Nobody in recent years has accused Google of lacking ambition, but its Google Book Search project is certainly among the company's top projects when it comes to chutzpah. That's not just because of the technical and financial hurdles of scanning, indexing, and displaying online millions of books, it's also because of the tangled intellectual property and legal concerns involved in the controversial project.
After revealing the book-search project in 2003, Google drew copyright infringement lawsuits from the Authors Guild and the Association of American Publishers in 2005, but an October 2008 proposed settlement, now under review by Judge Denny Chin of the U.S. District Court for the Southern District of New York, has converted those groups from adversaries to allies.

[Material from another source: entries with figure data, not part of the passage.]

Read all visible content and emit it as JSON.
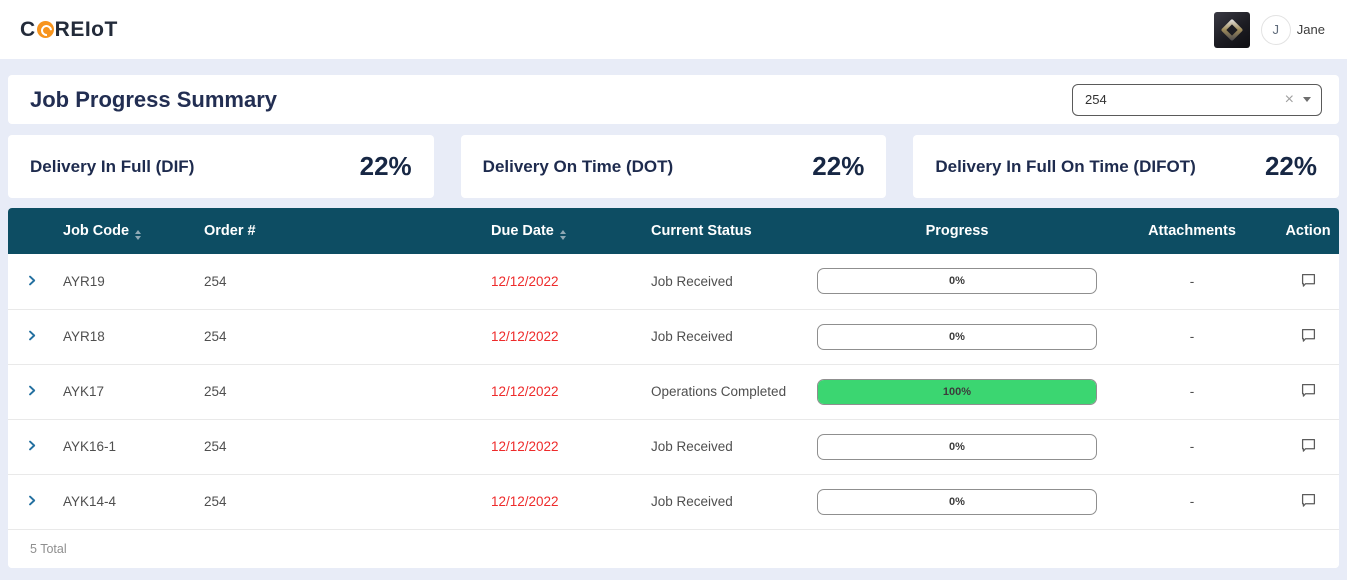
{
  "brand": {
    "prefix": "C",
    "suffix": "REIoT"
  },
  "topbar": {
    "user_initial": "J",
    "user_name": "Jane"
  },
  "page_title": "Job Progress Summary",
  "filter": {
    "value": "254",
    "clear_glyph": "×"
  },
  "kpis": [
    {
      "label": "Delivery In Full (DIF)",
      "value": "22%"
    },
    {
      "label": "Delivery On Time (DOT)",
      "value": "22%"
    },
    {
      "label": "Delivery In Full On Time (DIFOT)",
      "value": "22%"
    }
  ],
  "table": {
    "columns": [
      {
        "key": "job_code",
        "label": "Job Code",
        "sortable": true
      },
      {
        "key": "order",
        "label": "Order #",
        "sortable": false
      },
      {
        "key": "due_date",
        "label": "Due Date",
        "sortable": true
      },
      {
        "key": "status",
        "label": "Current Status",
        "sortable": false
      },
      {
        "key": "progress",
        "label": "Progress",
        "sortable": false
      },
      {
        "key": "attachments",
        "label": "Attachments",
        "sortable": false
      },
      {
        "key": "action",
        "label": "Action",
        "sortable": false
      }
    ],
    "rows": [
      {
        "job_code": "AYR19",
        "order": "254",
        "due_date": "12/12/2022",
        "status": "Job Received",
        "progress": 0,
        "progress_label": "0%",
        "attachments": "-"
      },
      {
        "job_code": "AYR18",
        "order": "254",
        "due_date": "12/12/2022",
        "status": "Job Received",
        "progress": 0,
        "progress_label": "0%",
        "attachments": "-"
      },
      {
        "job_code": "AYK17",
        "order": "254",
        "due_date": "12/12/2022",
        "status": "Operations Completed",
        "progress": 100,
        "progress_label": "100%",
        "attachments": "-"
      },
      {
        "job_code": "AYK16-1",
        "order": "254",
        "due_date": "12/12/2022",
        "status": "Job Received",
        "progress": 0,
        "progress_label": "0%",
        "attachments": "-"
      },
      {
        "job_code": "AYK14-4",
        "order": "254",
        "due_date": "12/12/2022",
        "status": "Job Received",
        "progress": 0,
        "progress_label": "0%",
        "attachments": "-"
      }
    ],
    "footer_total": "5 Total"
  },
  "colors": {
    "table_header_bg": "#0d4d63",
    "accent_navy": "#222e52",
    "progress_complete_green": "#3bd671",
    "overdue_date_red": "#ee2b2b",
    "brand_orange": "#f7941d",
    "page_background": "#e8ecf7"
  }
}
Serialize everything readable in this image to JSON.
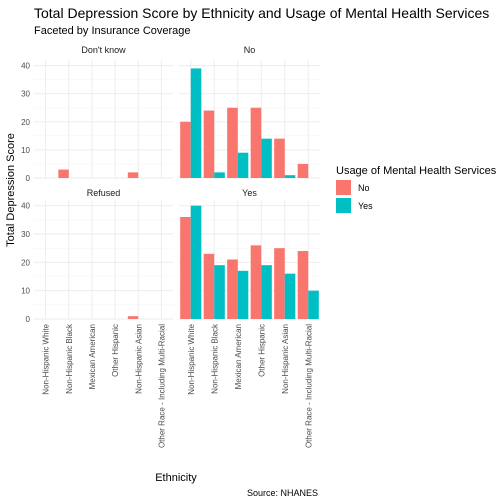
{
  "chart_data": {
    "type": "bar",
    "title": "Total Depression Score by Ethnicity and Usage of Mental Health Services",
    "subtitle": "Faceted by Insurance Coverage",
    "xlabel": "Ethnicity",
    "ylabel": "Total Depression Score",
    "caption": "Source: NHANES",
    "ylim": [
      0,
      42
    ],
    "yticks": [
      0,
      10,
      20,
      30,
      40
    ],
    "grid": true,
    "legend": {
      "title": "Usage of Mental Health Services",
      "placement": "right",
      "entries": [
        {
          "label": "No",
          "color": "#F8766D"
        },
        {
          "label": "Yes",
          "color": "#00BFC4"
        }
      ]
    },
    "categories": [
      "Non-Hispanic White",
      "Non-Hispanic Black",
      "Mexican American",
      "Other Hispanic",
      "Non-Hispanic Asian",
      "Other Race - Including Multi-Racial"
    ],
    "facets": [
      {
        "label": "Don't know",
        "series": [
          {
            "name": "No",
            "values": [
              null,
              3,
              null,
              null,
              2,
              null
            ]
          },
          {
            "name": "Yes",
            "values": [
              null,
              null,
              null,
              null,
              null,
              null
            ]
          }
        ]
      },
      {
        "label": "No",
        "series": [
          {
            "name": "No",
            "values": [
              20,
              24,
              25,
              25,
              14,
              5
            ]
          },
          {
            "name": "Yes",
            "values": [
              39,
              2,
              9,
              14,
              1,
              null
            ]
          }
        ]
      },
      {
        "label": "Refused",
        "series": [
          {
            "name": "No",
            "values": [
              null,
              null,
              null,
              null,
              1,
              null
            ]
          },
          {
            "name": "Yes",
            "values": [
              null,
              null,
              null,
              null,
              null,
              null
            ]
          }
        ]
      },
      {
        "label": "Yes",
        "series": [
          {
            "name": "No",
            "values": [
              36,
              23,
              21,
              26,
              25,
              24
            ]
          },
          {
            "name": "Yes",
            "values": [
              40,
              19,
              17,
              19,
              16,
              10
            ]
          }
        ]
      }
    ]
  }
}
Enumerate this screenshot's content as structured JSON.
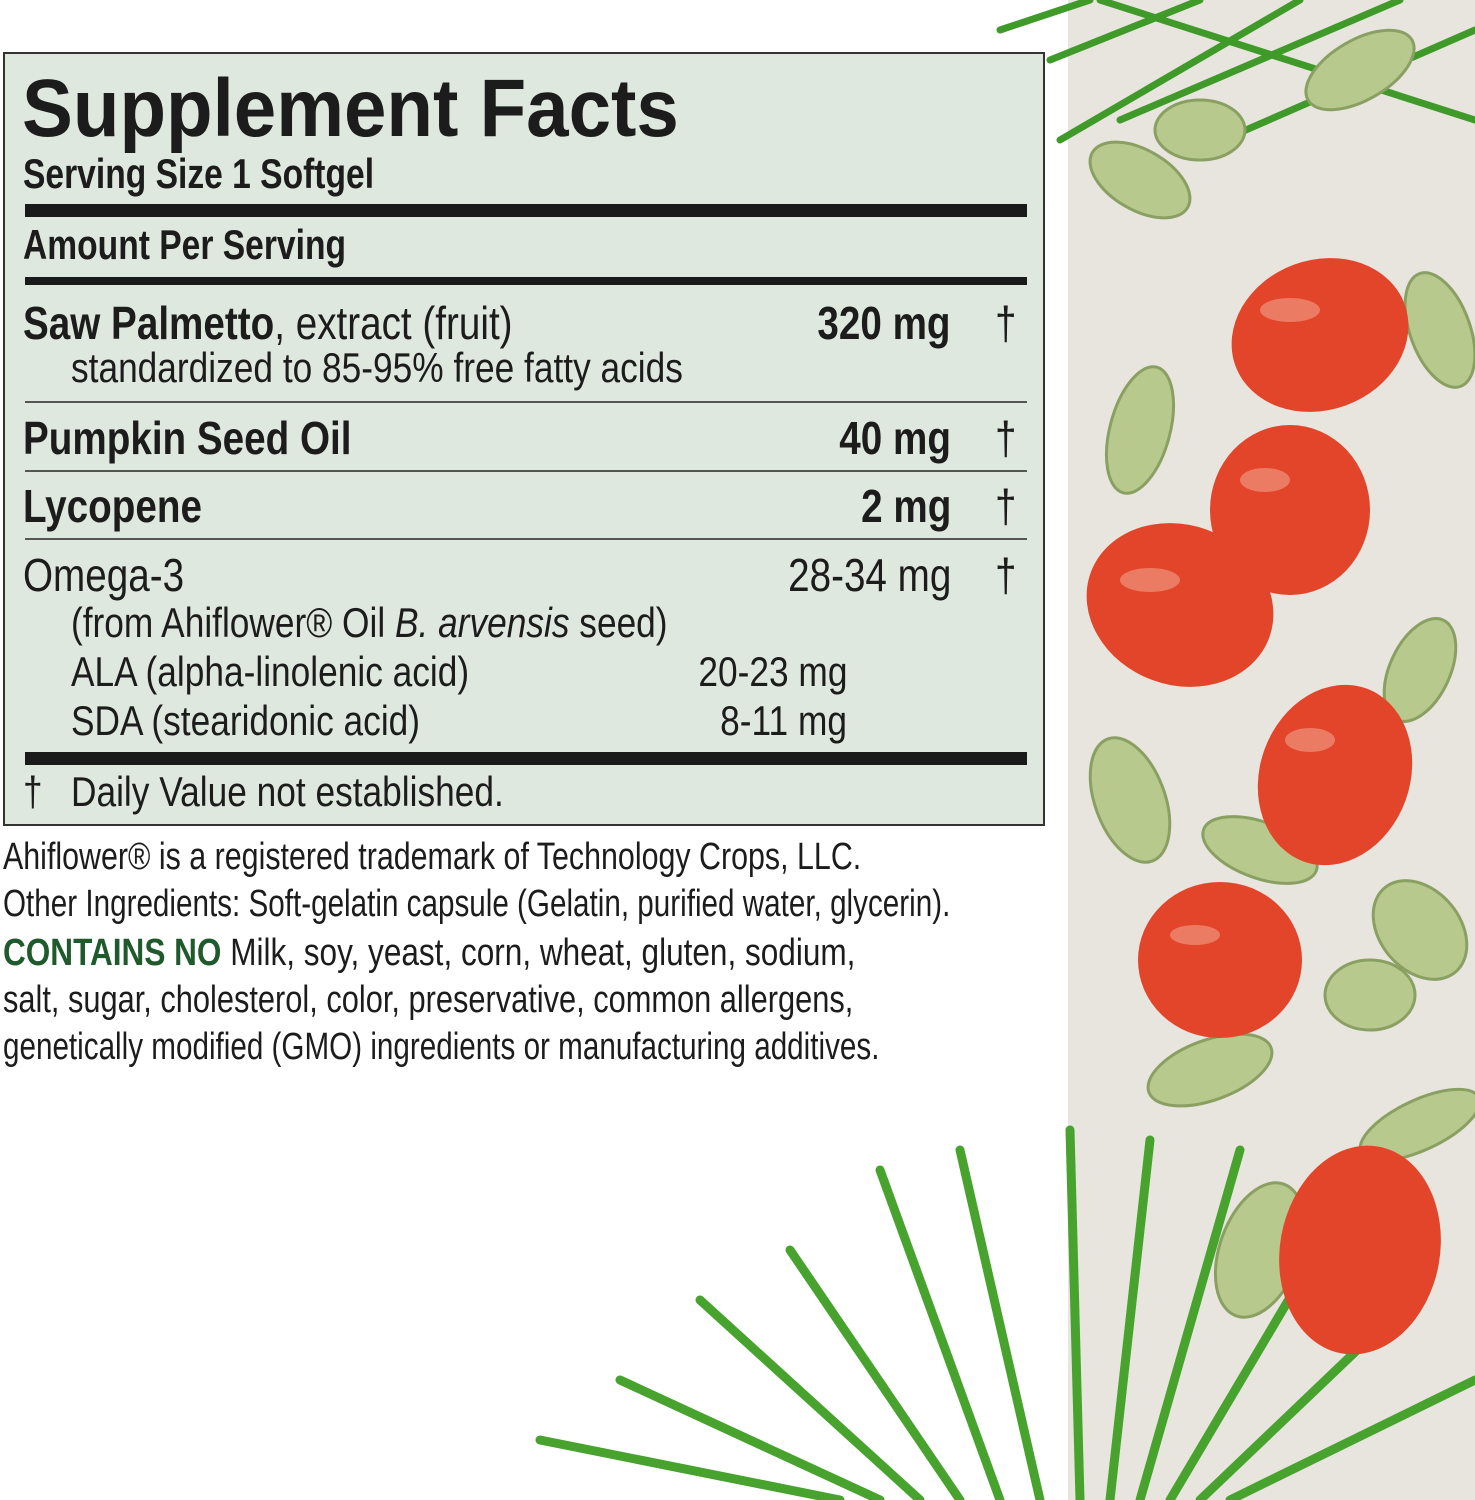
{
  "label": {
    "title": "Supplement Facts",
    "serving_size": "Serving Size 1 Softgel",
    "amount_per_serving": "Amount Per Serving",
    "rows": [
      {
        "name": "Saw Palmetto",
        "name_suffix": ", extract (fruit)",
        "sub": "standardized to 85-95% free fatty acids",
        "amount": "320",
        "unit": "mg",
        "dv": "†"
      },
      {
        "name": "Pumpkin Seed Oil",
        "amount": "40",
        "unit": "mg",
        "dv": "†"
      },
      {
        "name": "Lycopene",
        "amount": "2",
        "unit": "mg",
        "dv": "†"
      },
      {
        "name": "Omega-3",
        "amount": "28-34",
        "unit": "mg",
        "dv": "†",
        "source_prefix": "(from Ahiflower® Oil ",
        "source_italic": "B. arvensis",
        "source_suffix": " seed)",
        "subs": [
          {
            "name": "ALA (alpha-linolenic acid)",
            "amount": "20-23 mg"
          },
          {
            "name": "SDA (stearidonic acid)",
            "amount": "8-11 mg"
          }
        ]
      }
    ],
    "footnote_symbol": "†",
    "footnote": "Daily Value not established."
  },
  "below": {
    "trademark": "Ahiflower® is a registered trademark of Technology Crops, LLC.",
    "other_ingredients": "Other Ingredients: Soft-gelatin capsule (Gelatin, purified water, glycerin).",
    "contains_no_label": "CONTAINS NO",
    "contains_no_line1": " Milk, soy, yeast, corn, wheat, gluten, sodium,",
    "contains_no_line2": "salt, sugar, cholesterol, color, preservative, common allergens,",
    "contains_no_line3": "genetically modified (GMO) ingredients or manufacturing additives."
  },
  "colors": {
    "label_bg": "#dfe8df",
    "accent_green": "#1f5a2c",
    "berry": "#e2452a",
    "panel": "#e7e5dd"
  }
}
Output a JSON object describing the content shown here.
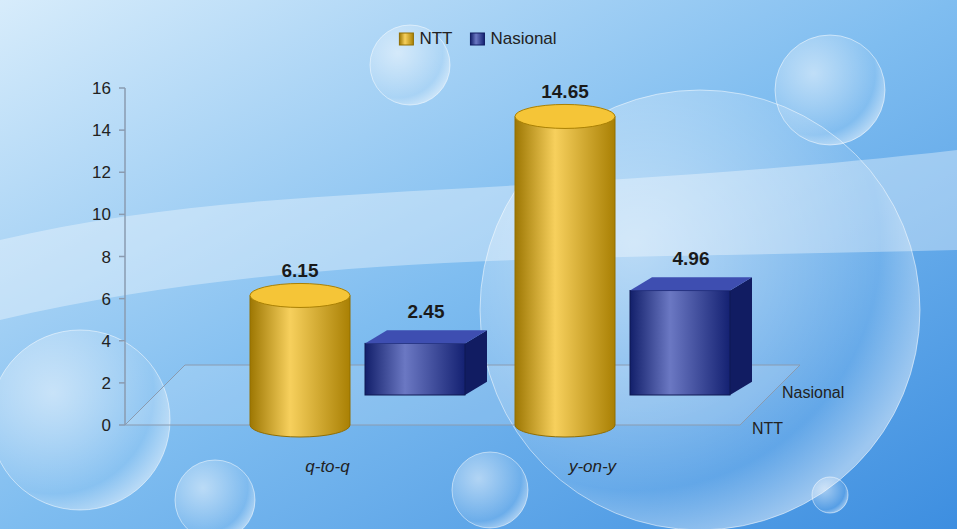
{
  "chart_data": {
    "type": "bar",
    "categories": [
      "q-to-q",
      "y-on-y"
    ],
    "series": [
      {
        "name": "NTT",
        "color": "#f2b705",
        "marker": "cylinder",
        "values": [
          6.15,
          14.65
        ]
      },
      {
        "name": "Nasional",
        "color": "#1c2fa3",
        "marker": "box",
        "values": [
          2.45,
          4.96
        ]
      }
    ],
    "ylim": [
      0,
      16
    ],
    "yticks": [
      0,
      2,
      4,
      6,
      8,
      10,
      12,
      14,
      16
    ],
    "grid": false,
    "legend": "top",
    "data_labels": true
  }
}
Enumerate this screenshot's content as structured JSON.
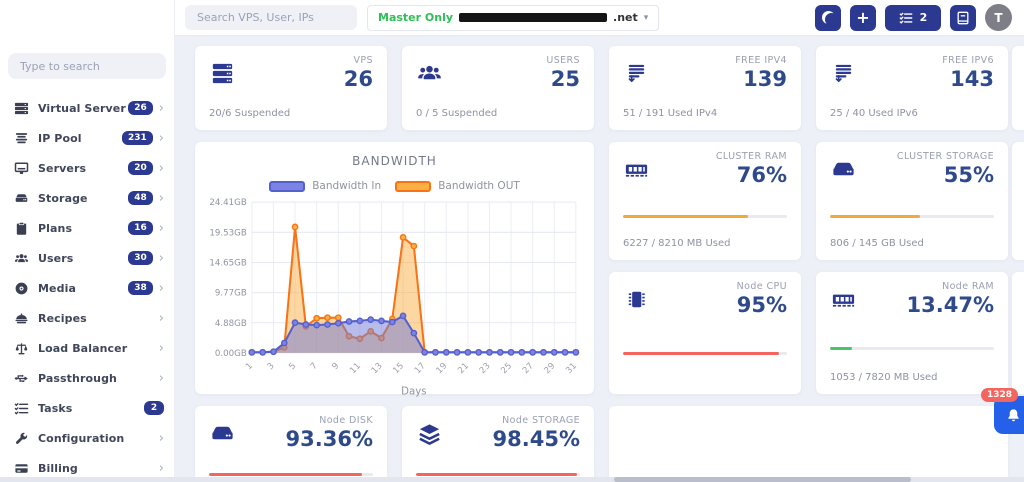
{
  "topbar": {
    "search_placeholder": "Search VPS, User, IPs",
    "master_label": "Master Only",
    "master_host_suffix": ".net",
    "tasks_count": "2",
    "avatar_letter": "T"
  },
  "sidebar": {
    "search_placeholder": "Type to search",
    "items": [
      {
        "label": "Virtual Server",
        "icon": "virtual-server",
        "badge": "26",
        "chevron": true
      },
      {
        "label": "IP Pool",
        "icon": "ip-pool",
        "badge": "231",
        "chevron": true
      },
      {
        "label": "Servers",
        "icon": "servers",
        "badge": "20",
        "chevron": true
      },
      {
        "label": "Storage",
        "icon": "storage",
        "badge": "48",
        "chevron": true
      },
      {
        "label": "Plans",
        "icon": "plans",
        "badge": "16",
        "chevron": true
      },
      {
        "label": "Users",
        "icon": "users",
        "badge": "30",
        "chevron": true
      },
      {
        "label": "Media",
        "icon": "media",
        "badge": "38",
        "chevron": true
      },
      {
        "label": "Recipes",
        "icon": "recipes",
        "badge": null,
        "chevron": true
      },
      {
        "label": "Load Balancer",
        "icon": "load-balancer",
        "badge": null,
        "chevron": true
      },
      {
        "label": "Passthrough",
        "icon": "passthrough",
        "badge": null,
        "chevron": true
      },
      {
        "label": "Tasks",
        "icon": "tasks",
        "badge": "2",
        "chevron": false
      },
      {
        "label": "Configuration",
        "icon": "configuration",
        "badge": null,
        "chevron": true
      },
      {
        "label": "Billing",
        "icon": "billing",
        "badge": null,
        "chevron": true
      }
    ]
  },
  "cards": {
    "vps": {
      "title": "VPS",
      "value": "26",
      "subtitle": "20/6 Suspended",
      "icon": "server-stack"
    },
    "users": {
      "title": "USERS",
      "value": "25",
      "subtitle": "0 / 5 Suspended",
      "icon": "users-group"
    },
    "ipv4": {
      "title": "FREE IPV4",
      "value": "139",
      "subtitle": "51 / 191 Used IPv4",
      "icon": "ip-list"
    },
    "ipv6": {
      "title": "FREE IPV6",
      "value": "143",
      "subtitle": "25 / 40 Used IPv6",
      "icon": "ip-list"
    },
    "cluster_ram": {
      "title": "CLUSTER RAM",
      "value": "76%",
      "subtitle": "6227 / 8210 MB Used",
      "progress": 76,
      "bar_color": "#f2a93b",
      "icon": "ram"
    },
    "cluster_storage": {
      "title": "CLUSTER STORAGE",
      "value": "55%",
      "subtitle": "806 / 145 GB Used",
      "progress": 55,
      "bar_color": "#f2a93b",
      "icon": "disk-drive"
    },
    "node_cpu": {
      "title": "Node CPU",
      "value": "95%",
      "subtitle": "",
      "progress": 95,
      "bar_color": "#f4655f",
      "icon": "cpu-chip"
    },
    "node_ram": {
      "title": "Node RAM",
      "value": "13.47%",
      "subtitle": "1053 / 7820 MB Used",
      "progress": 13.47,
      "bar_color": "#47c56c",
      "icon": "ram"
    },
    "node_disk": {
      "title": "Node DISK",
      "value": "93.36%",
      "progress": 93.36,
      "bar_color": "#f4655f",
      "icon": "disk-drive"
    },
    "node_storage": {
      "title": "Node STORAGE",
      "value": "98.45%",
      "progress": 98.45,
      "bar_color": "#f4655f",
      "icon": "layers"
    }
  },
  "notifications": {
    "count": "1328"
  },
  "chart_data": {
    "type": "area",
    "title": "BANDWIDTH",
    "xlabel": "Days",
    "x_ticks": [
      1,
      3,
      5,
      7,
      9,
      11,
      13,
      15,
      17,
      19,
      21,
      23,
      25,
      27,
      29,
      31
    ],
    "x_range": [
      1,
      31
    ],
    "y_ticks": [
      "0.00GB",
      "4.88GB",
      "9.77GB",
      "14.65GB",
      "19.53GB",
      "24.41GB"
    ],
    "ylim": [
      0,
      24.41
    ],
    "grid": true,
    "legend_position": "top",
    "series": [
      {
        "name": "Bandwidth OUT",
        "color": "#f97316",
        "legend_fill": "#fbaf45",
        "area_fill": "rgba(249,166,46,0.45)",
        "values": [
          0.1,
          0.1,
          0.2,
          0.9,
          20.4,
          4.3,
          5.6,
          5.7,
          5.7,
          2.7,
          2.3,
          3.5,
          2.4,
          5.5,
          18.7,
          17.3,
          0.1,
          0.1,
          0.1,
          0.1,
          0.1,
          0.1,
          0.1,
          0.1,
          0.1,
          0.1,
          0.1,
          0.1,
          0.1,
          0.1,
          0.1
        ]
      },
      {
        "name": "Bandwidth In",
        "color": "#5560cf",
        "legend_fill": "#7b84e2",
        "area_fill": "rgba(112,122,216,0.50)",
        "values": [
          0.1,
          0.1,
          0.2,
          1.6,
          4.9,
          4.6,
          4.5,
          4.6,
          4.8,
          5.1,
          5.2,
          5.4,
          5.2,
          5.0,
          6.0,
          3.2,
          0.1,
          0.1,
          0.1,
          0.1,
          0.1,
          0.1,
          0.1,
          0.1,
          0.1,
          0.1,
          0.1,
          0.1,
          0.1,
          0.1,
          0.1
        ]
      }
    ]
  }
}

The settlement, if approved, could neatly cut a Gordian knot of copyright entanglements though setting Google back $125 million. That's because it would enable Google not only to display books that are out of copyright and those that are in print by cooperating publishers, as it does today, but also those from the vast collection of in-copyright brooks that are out of print--even when those holding rights to those books didn't specifically agree to Google's plan.
The complicated proposed settlement invoked the wrath of some authors concerned it would grant Google monopolistic power over online publishing, and the court extended the deadline for authors to choose whether to opt out of the settlement from May to September. Then the other shoe dropped this month: the Justice Department signaled serious antitrust scrutiny by issuing subpoena-like civil investigative demands, or CIDs, to check into the matter.
AIG and General Motors apparently are too big to fail. But the way the opposition to Google Book Search is shaping up, it looks like some believe Google is too big to succeed.